Trial of Memantine/Donepezil Paves the Way for Combination Therapy
22 January 2004. Combining memantine with an older, widely used AD drug further improves measures of cognition, global well-being, activities of daily living, and behavior in people with moderate to severe AD, according to a study published in the January 21 JAMA. Pierre Tariot of the University of Rochester Medical Center, New York, with other clinicians of the Memantine Study Group, presented the first report to date of a prospective, double-blind, placebo-controlled trial addressing the question of whether combination therapy might become standard in AD treatment, much as it has for other diseases, such as AIDS.

The three established AD drugs are cholinesterase inhibitors (ChEIs; see ARF Live Discussion on cholinesterase inhibitors). By contrast, memantine—which won FDA approval last fall and is due in pharmacies next month (see ARF related news story)—is a low-affinity NMDA receptor antagonist that counteracts glutamine-mediated excitotoxicity. The fact that memantine and ChEIs work through separate neurotransmitter systems has raised hope that combination therapy might show either independent additive effects or synergistic effects, which could increase somewhat the modest benefit seen with one drug alone. Previously, a small open-label study had suggested this might be safe (Hartmann and Mobius, 2003), and further trials are ongoing.

The multicenter trial of 404 patients involved adding a six-month course of memantine to the drug regimen of people with moderate or severe AD who already were on stable doses of donepezil, as well as other drugs needed in these sick patients. Study participants were tested at baseline and every four weeks thereafter on cognitive, functional, and global outcomes. Tariot and colleagues report that adding memantine improved the patients’ performance on all primary and secondary outcome measures, which included several test batteries adapted for use in severely demented patients. More patients in the placebo-donepezil group than in the memantine-donepezil group dropped out due to side effects, indicating that the drug combination overall did not add further complications. There were differences on individual side effects, with more confusion and headaches, but less nausea, diarrhea, and incontinence, seen in the memantine than the placebo group.

The trial did not test different doses of memantine; all patients included in the analysis took 20 mg/d, the higher of two doses described in memantine’s FDA documents. It also did not include patients who were on rivastigmine or galantamine, the other two ChEIs. Therefore, this trial alone is insufficient to infer that memantine-ChEI combination therapy for AD is safe and effective in general, the authors note. An open-label extension of the current trial is gathering data on long-term consequences of this combination therapy; other trials are ongoing.—Gabrielle Strobel.

Reference:
Tariot PN, Farlow MR, Grossberg GT, Graham SM, McDonald S, Gergel I; Memantine Study Group. Memantine treatment in patients with moderate to severe Alzheimer disease already receiving donepezil: a randomized controlled trial. JAMA. 2004 Jan 21; 291(3): 317-24. Abstract


Comments on Related News
Related News: Memantine—Good for a Year, But Little Disease Modification

Comment by: Rachelle Doody
Submitted 16 January 2006 Posted 16 January 2006


The results of our study suggest that long-term (up to a year) use of memantine has sustained effects. We are encouraged that a high percentage of those completing the double-blind study enrolled in the open-label extension (97 percent), and that a high percentage of those who enrolled completed the open-label study (78 percent). This adds confidence to the observations that rates of change slowed down for subjects who switched from placebo to memantine, and remained slower than expected for subjects originally randomized to memantine.
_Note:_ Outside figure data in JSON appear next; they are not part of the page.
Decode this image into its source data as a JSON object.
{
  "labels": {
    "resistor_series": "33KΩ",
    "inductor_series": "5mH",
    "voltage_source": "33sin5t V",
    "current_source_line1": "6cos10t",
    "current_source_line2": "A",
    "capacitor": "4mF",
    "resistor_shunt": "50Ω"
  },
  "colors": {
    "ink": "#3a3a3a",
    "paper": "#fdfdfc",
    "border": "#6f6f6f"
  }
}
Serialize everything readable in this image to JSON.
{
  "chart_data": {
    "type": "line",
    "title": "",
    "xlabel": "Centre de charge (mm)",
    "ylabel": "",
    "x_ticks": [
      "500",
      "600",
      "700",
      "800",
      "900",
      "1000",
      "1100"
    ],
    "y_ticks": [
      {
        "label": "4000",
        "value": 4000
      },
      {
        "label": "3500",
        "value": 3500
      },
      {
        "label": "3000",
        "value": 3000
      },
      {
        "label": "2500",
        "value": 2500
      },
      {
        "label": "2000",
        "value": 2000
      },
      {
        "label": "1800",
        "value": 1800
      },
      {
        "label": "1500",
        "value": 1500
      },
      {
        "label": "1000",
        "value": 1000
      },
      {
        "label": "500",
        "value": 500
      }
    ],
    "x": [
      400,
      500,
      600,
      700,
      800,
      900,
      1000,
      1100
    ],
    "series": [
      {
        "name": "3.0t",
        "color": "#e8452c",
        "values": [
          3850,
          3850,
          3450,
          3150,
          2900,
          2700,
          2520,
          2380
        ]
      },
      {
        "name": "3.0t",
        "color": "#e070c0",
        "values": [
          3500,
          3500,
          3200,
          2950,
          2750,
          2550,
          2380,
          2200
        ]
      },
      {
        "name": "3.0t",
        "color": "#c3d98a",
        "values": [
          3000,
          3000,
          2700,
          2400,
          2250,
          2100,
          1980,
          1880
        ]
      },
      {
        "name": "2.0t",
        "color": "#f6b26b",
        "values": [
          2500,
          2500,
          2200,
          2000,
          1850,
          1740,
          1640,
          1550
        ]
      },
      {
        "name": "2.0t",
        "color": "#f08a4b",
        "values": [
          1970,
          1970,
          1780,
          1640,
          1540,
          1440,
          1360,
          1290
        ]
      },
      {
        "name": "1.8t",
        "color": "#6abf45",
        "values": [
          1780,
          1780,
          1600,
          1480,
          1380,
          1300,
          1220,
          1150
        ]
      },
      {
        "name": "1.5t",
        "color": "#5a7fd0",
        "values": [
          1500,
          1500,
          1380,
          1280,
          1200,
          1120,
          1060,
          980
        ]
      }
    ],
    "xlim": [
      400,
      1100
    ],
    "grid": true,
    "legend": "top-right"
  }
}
Our study cannot answer the question of what happens after the first year on treatment. As in all open-label extension studies, there is gradual attrition during the open-label period, and the patients who remain in the study until the end are not formally followed after the extension period is over. In my clinical experience, moderate to severe patients maintained on a cholinesterase inhibitor and memantine seem to decline more slowly and retain more function for an extended period of time, often many years. Ethical issues related to long-term randomization of AD patients to placebo groups for longer than 6 months or so prohibit designing studies that would provide a definitive answer regarding how long the treatments should be maintained. In clinical practice, I would raise the issue of discontinuing treatment with a family if I did not see any cognitive or functional ability that we would like to retain. Practically, this is increasingly rare as AD patients who now live into very late stages of disease often succumb to another condition despite retained abilities and continued antidementia treatment.

Regarding your second point, memantine was used in Germany for many years before it began a formal development program in dementia, somewhat analogous to the use of hydergine in the U.S. and elsewhere in the world. The formal studies of memantine, performed according to draft regulatory guidelines which were not produced until the 1990s, resulted in the demonstration of efficacy in well-defined populations, and the approval of the drug here and in Europe.